두개골 봉합부의 초기 형태발생과정에서 Msx 유전자들의 발현양상

  • Lee, Sang-Youp (Department of Pediatric Dentistry, College of Dentistry, Kyungpook National University) ;
  • Park, Mi-Hyun (Department of Oral Biochemistry, College of Dentistry, Kyungpook National University) ;
  • Ryoo, Hyun-Mo (Department of Oral Biochemistry, College of Dentistry, Kyungpook National University) ;
  • Nam, Soon-Hyeun (Department of Pediatric Dentistry, College of Dentistry, Kyungpook National University) ;
  • Kim, Young-Jin (Department of Pediatric Dentistry, College of Dentistry, Kyungpook National University) ;
  • Kim, Hyun-Jung (Department of Pediatric Dentistry, College of Dentistry, Kyungpook National University)
  • 이상엽 (경북대학교 소아치과학교실) ;
  • 박미현 (경북대학교 구강생화학교실) ;
  • 유현모 (경북대학교 구강생화학교실) ;
  • 남순현 (경북대학교 소아치과학교실) ;
  • 김영진 (경북대학교 소아치과학교실) ;
  • 김현정 (경북대학교 소아치과학교실)
  • Published : 2003.02.28

Abstract

The development of calvarial bones is tighly co-ordinated with the growth of the brain and needs of harmonious interactions between different tissues within the calvarial sutures.

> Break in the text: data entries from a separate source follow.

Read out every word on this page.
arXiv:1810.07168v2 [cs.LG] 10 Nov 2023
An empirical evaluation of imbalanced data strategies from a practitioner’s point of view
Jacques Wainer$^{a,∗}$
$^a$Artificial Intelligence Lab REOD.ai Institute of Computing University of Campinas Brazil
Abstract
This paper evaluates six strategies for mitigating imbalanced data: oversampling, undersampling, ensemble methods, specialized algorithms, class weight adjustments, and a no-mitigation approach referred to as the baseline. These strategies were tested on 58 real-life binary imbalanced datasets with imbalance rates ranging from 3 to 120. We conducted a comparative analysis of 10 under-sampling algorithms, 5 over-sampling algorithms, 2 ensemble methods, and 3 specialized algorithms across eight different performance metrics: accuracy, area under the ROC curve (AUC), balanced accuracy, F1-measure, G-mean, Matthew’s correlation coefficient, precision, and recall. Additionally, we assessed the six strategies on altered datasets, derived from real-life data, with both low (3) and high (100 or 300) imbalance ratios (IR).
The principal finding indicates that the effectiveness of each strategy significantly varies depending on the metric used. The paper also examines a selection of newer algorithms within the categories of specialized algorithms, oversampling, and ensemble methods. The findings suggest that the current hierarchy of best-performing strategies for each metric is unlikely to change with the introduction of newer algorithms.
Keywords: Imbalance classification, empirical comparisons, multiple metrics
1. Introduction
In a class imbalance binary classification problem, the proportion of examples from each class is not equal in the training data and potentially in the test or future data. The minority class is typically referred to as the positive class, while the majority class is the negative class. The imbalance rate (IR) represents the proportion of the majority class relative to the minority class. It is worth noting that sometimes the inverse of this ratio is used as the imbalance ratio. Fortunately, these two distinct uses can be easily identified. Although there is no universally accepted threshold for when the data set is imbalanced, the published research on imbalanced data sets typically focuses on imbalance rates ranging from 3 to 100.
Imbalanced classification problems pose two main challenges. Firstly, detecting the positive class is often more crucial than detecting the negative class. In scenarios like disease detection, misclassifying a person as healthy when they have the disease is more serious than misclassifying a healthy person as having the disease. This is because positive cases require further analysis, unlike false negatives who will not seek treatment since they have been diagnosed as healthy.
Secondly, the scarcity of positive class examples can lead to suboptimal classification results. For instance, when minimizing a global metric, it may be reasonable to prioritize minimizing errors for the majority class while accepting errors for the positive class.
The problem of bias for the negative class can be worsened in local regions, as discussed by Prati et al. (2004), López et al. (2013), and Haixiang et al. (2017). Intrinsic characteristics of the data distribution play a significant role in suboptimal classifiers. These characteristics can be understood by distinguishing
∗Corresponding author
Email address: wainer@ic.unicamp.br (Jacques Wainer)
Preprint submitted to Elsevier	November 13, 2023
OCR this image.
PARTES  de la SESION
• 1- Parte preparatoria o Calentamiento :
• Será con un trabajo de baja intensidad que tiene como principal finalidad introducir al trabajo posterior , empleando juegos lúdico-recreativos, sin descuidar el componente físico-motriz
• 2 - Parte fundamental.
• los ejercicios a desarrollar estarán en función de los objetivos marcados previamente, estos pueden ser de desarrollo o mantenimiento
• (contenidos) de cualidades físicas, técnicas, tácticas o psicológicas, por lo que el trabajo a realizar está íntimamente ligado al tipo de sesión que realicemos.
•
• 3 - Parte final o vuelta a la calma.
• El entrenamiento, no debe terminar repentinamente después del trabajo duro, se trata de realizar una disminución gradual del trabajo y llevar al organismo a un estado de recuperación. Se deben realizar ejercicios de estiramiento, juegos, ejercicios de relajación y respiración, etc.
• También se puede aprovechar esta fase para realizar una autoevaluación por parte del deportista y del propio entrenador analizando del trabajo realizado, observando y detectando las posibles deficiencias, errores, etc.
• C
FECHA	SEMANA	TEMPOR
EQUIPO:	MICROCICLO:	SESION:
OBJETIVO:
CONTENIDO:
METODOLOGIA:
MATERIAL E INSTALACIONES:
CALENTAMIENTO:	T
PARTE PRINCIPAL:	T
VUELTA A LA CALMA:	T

Premature fusion of cranial sutures, known as craniosynostosis, presumably involves disturbance of these interactions. Mutations in the homeobox-containg gene Msx2 cause human craniosynostosis syndrome. Msx genes, which are consist of Msx1, Msx2 and Msx3, are homeobox-containg transcripton factors, and were originally identified as homologue of Drosophila msh(muscle segment homeobox) gene. Msx1 and Msx2 genes, expressed mostly in overlapping patterns at multiple site of tissue interactions during vertebrate development, are associated with epithelial-mesenchymal interactions during organogenesis, targets of BMP and FGF signaling. To elucidate the function of Msx genes in the early morphogenesis of mouse cranial suture, we analyzed the expression of them by in situ hybridization during embryonic(E15-E18) stage, and did vivo experiments in E15.5 mouse using rhBMP-2, rhFGF-2 protein soaked bead. In the sagittal suture, Msx1 was expressed in the mesenchyme of suture and the dura mater, Msx2 was intensely expressed in the sutural mesenchyme and the dura mater. In the coronal suture both of Msx genes were expressed intensely in the sutural mesenchyme and expressed in the periosteum also. Msx1 had a broader expression pattern than Msx2. BMP2 beads induced expression of both Msx1 and Msx2, FGF2 beads induced expression of Msx1, but not Msx2. Taken together, these data suggest that Msx1 and Msx2 genes have important role in regulating the morphogenesis and maintenance of embryonic cranial suture. Both of Msx genes are expressed similarly but because of their upstream signaling, they function dependently or cooperatively according to change of signaling molecule.